From BI’s American subsidiary came a presentation of new post-hoc analyses that show the addition of Spiriva Respimat to other asthma maintenance therapies helps improve lung function and asthma symptom control, while reducing asthma exacerbations (also known as flare-ups), independent of a patient’s subtype of allergic asthma. According to BI, these analyses evaluated the safety and efficacy of adding Spiriva Respimat to other maintenance therapies compared to placebo across the broad range of asthma patients studied, regardless of immunoglobulin E (IgE) or eosinophil levels.
The addition of Spiriva Respimat significantly improved lung function, according to the data. Adding Spiriva Respimat also was shown to improve asthma symptom control, as measured by the seven question Asthma Control Questionnaire (ACQ-7) and reduce the risk of asthma worsening and exacerbations. The ACQ-7 results in the pooled analysis did not distinguish among the treatment arms.
“The data confirm that adding Spiriva Respimat is a well-tolerated and effective treatment option for asthma patients independent of allergic subtype,” said Dr. Mark Vandewalker, director of Clinical Research of the Ozarks in Columbia, Mo. “For people with allergic asthma who are still experiencing symptoms, adding Spiriva Respimat may help open airways to improve breathing.”

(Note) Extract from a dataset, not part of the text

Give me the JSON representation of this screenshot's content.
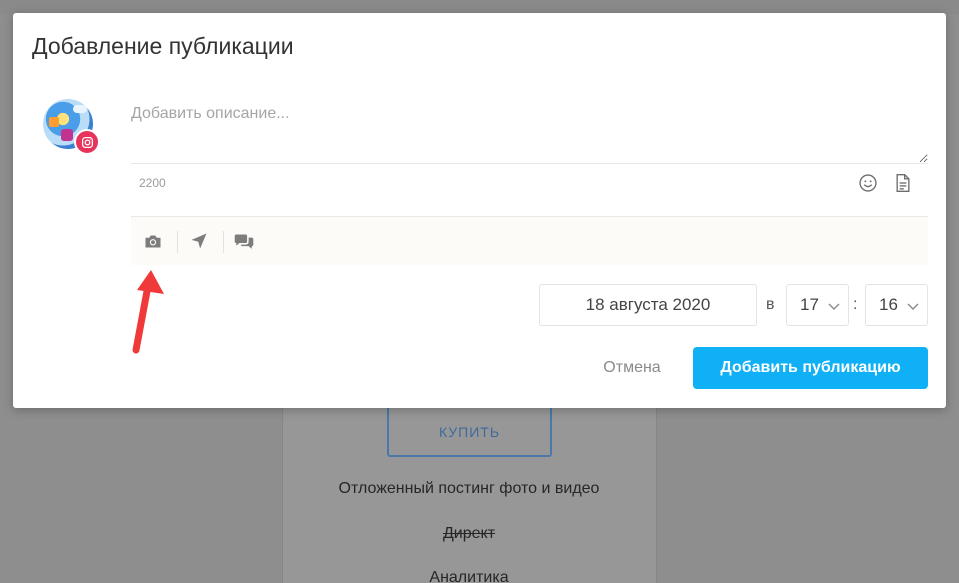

Spiriva Respimat is steroid-free and is the first new class of inhaled medicine approved in over 10 years for asthma. The U.S. Food and Drug Administration (FDA) approved a once-daily dose of Spiriva Respimat 2.5 µg (delivered in 2 puffs of 1.25 µg each) for the long-term maintenance treatment of asthma in people ages 12 and older. Spiriva Respimat is not a treatment for sudden asthma symptoms. In the treatment of asthma, the maximum benefits in lung function may take up to four to eight weeks of dosing.
The post-hoc analyses are based on data from the two PrimoTinA-asthma and two MezzoTinA-asthma trials which are part of the UniTinA-asthma large-scale clinical trial program. The PrimoTinA-asthma trials investigated Spiriva Respimat as an add-on therapy for adults with asthma who continued to have symptoms despite taking at least ICS/LABA therapy. The MezzoTinA-asthma trials investigated Spiriva Respimat as an add-on therapy for adults with asthma who continued to have symptoms despite taking at least moderate-dose ICS therapy.
The safety and tolerability of Spiriva Respimat in each trial and treatment group were comparable with those of placebo in the overall patient population.